Art lover’s gift to a city

Arkas equals art! Any Izmirian would agree. İzmir, the third most populous city in Türkiye, is known for its citizens' love of a leisurely, laid-back life. Honestly, they are not known for their high intellectual prowess; art is not their primary concern. However, there is one dedicated art lover in this city who single-handedly opens museums and art centers and restores old mansions. His name is synonymous with art in this wonderful Aegean city. Lucien Arkas, a Levantine businessman of French origin, is a dedicated art collector who is in love with beauty. At the opening of his new museum in the restored Ayşe-Seniha Mayda Mansion last week, his words were memorable: “One can only love what one sees. If you have not seen art, you cannot be an admirer of art. One needs to see; that’s why I share my collections, so people can see, appreciate, and love art!” He added that this is his life’s motto and his way of spreading beauty to others.
The former owner of the historic mansion, Ayşe Mayda was Türkiye’s first female orthodontist.
She practiced her profession in her own private office for many years in Izmir, also being the first dentist of young Lucien Arkas when he was a small child. Until her death at the age of 104, she lived in the Art Nouveau-style ornate mansion, which was one of the few historic mansions left in the heavily urbanized district of Göztepe. When Arkas bought the building, Mayda was 95 years old and expressed her wish to continue living in the house until her death. Arkas humorously adds, “Of course I agreed, not knowing that it would take nine years.” The building has now been beautifully restored and opened to the public, housing a part of the Turkish classic paintings of the Arkas collection. The exhibition is permanent but must be viewed in conjunction with the temporary exhibition of another Arkas collection, titled “Tradition and Modernity-Turkish Painting in the Arkas Collection (1920-1970)” displayed at the Alsancak Arkas Art Center.
How to see!
Paintings are not only masterpieces of beauty, but they can also well be an unexpectedly important source of information. I must admit that I have a professional fault: sometimes instead of admiring the sole beauty of a painting, I find myself lost in its details, in search of hidden clues or bits of information. This is because I’m originally an architect trained in the field of conservation, and we were taught how to extract information about historic buildings from paintings. Every historian knows how to examine paintings in search of data. For example, a certain type of Ottoman Turkish carpet is named the Holbein carpet because it was first identified in the paintings of the Renaissance painter Hans Holbein the Younger. He was the artist who first depicted the Ottoman carpets meticulously, knot by knot, in his paintings.
What I’m looking for in a painting can usually be the architectural details in the background, but nowadays I’m mostly fixated on food. Scrutinizing the fruits and vegetables and cutlery and tableware, or anything that encapsulates information, I find details about old foodways. I was fortunate to have known the late food writer Gillian Riley in person, author of “Food in Art” published by Reaktion Books.

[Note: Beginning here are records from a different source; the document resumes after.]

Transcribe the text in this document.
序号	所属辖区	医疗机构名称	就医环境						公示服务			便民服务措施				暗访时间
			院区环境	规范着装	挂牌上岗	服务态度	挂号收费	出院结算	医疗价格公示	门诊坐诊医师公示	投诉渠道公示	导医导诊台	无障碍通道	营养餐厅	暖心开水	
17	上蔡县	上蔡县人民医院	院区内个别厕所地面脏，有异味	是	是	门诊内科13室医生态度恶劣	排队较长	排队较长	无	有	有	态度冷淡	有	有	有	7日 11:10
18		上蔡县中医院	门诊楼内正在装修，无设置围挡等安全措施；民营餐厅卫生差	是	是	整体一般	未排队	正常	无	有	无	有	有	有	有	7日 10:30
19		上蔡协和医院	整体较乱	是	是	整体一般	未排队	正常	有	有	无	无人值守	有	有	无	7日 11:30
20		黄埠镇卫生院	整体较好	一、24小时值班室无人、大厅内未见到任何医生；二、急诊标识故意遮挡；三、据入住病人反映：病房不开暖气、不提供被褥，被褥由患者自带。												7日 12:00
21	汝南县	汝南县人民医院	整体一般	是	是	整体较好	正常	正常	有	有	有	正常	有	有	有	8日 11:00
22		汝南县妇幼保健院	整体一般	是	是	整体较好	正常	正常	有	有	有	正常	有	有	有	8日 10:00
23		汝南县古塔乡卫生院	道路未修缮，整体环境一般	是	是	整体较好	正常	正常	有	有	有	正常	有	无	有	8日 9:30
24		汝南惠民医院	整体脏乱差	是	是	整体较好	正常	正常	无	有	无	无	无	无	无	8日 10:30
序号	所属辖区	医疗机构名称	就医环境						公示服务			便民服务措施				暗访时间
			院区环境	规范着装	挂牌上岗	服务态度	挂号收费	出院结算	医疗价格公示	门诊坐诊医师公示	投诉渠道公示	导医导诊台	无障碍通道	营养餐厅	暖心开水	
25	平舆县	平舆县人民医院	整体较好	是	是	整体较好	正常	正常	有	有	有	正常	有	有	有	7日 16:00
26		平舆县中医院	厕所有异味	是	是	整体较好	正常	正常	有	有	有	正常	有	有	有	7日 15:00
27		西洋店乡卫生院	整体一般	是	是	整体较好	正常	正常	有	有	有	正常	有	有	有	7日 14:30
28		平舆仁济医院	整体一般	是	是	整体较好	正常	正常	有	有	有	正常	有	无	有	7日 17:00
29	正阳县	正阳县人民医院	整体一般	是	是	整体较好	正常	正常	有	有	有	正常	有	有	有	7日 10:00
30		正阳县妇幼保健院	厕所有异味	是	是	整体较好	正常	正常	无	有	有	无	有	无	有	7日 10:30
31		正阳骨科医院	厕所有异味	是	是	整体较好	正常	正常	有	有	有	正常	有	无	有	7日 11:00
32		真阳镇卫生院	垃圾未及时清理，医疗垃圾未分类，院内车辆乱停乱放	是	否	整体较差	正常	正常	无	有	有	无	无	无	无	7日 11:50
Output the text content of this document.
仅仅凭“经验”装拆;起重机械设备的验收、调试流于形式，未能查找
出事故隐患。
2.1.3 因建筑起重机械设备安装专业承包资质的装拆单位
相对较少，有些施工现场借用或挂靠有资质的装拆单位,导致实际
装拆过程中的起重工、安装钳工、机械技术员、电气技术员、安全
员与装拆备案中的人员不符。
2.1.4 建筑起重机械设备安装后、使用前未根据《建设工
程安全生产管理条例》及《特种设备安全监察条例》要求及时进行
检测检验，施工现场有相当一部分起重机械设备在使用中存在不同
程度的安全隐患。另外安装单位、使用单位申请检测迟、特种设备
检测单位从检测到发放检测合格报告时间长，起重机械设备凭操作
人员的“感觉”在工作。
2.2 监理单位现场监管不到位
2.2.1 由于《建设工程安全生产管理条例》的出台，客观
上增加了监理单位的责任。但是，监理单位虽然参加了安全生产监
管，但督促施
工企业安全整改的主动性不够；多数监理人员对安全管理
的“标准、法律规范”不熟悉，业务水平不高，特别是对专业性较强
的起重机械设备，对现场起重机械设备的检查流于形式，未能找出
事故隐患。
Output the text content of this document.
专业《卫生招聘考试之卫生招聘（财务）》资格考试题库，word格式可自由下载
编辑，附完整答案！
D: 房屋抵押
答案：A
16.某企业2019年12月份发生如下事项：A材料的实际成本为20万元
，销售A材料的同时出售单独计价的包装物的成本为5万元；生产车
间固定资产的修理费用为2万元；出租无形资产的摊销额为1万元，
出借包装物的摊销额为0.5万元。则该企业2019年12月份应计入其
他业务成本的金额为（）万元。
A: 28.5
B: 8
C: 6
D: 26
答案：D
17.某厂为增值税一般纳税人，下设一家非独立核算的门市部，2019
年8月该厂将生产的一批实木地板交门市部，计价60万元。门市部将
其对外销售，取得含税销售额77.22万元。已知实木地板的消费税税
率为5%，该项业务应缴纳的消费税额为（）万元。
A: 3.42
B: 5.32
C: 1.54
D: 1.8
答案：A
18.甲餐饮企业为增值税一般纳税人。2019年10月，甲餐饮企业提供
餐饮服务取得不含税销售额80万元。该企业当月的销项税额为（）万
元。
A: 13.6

She was a pioneer in seeing all the food and foodstuffs depicted by artists; she was the one to discover details on the canvas that other eyes could not see. I attended her presentations at Oxford Symposium on Food & Cookery for at least a decade, and I was astonished each time by the insight she brought to food history simply just by looking carefully at paintings. Because of my background in architectural conservation, I cannot help but look for food depictions everywhere. That’s how spotted an unnoticed gourd in the famous Sagalassos Antonin’s fountain, which is still grown by locals in the nearby village of Ağlasun.
This time, in the Arkas collection, what I saw was a long-lost and now re-found vegetable, the kavata. I’ve been writing and talking about it recently. There it was, in a painting by İbrahim Safi, a still-life with copperware, featuring brightly colored red and green versions of kavata, lying alongside eggplants and courgettes. My heart pounded. Lucien Arkas has a point. One needs to see, seeing is believing they say, but seeing is also discovering. Every time one sees a painting, or any artwork or artifact, one can discover another detail, another hidden beauty, or sometimes another bit of information. It could be the knots in a Holbein carpet, or a long-lost fruit or vegetable variety.
Lucien Arkas loves beauty. He wants to be surrounded by beauty but also enjoys sharing beauty with others. He wants people to see. Thanks to him, this time I spotted what I had been focusing on lately. I discovered perhaps the only kavata depiction by a Turkish artist. Lucien Arkas is a true art lover who gifts his collections to Izmirians. This time, this hidden detail in a painting was a gift to food historians in Türkiye.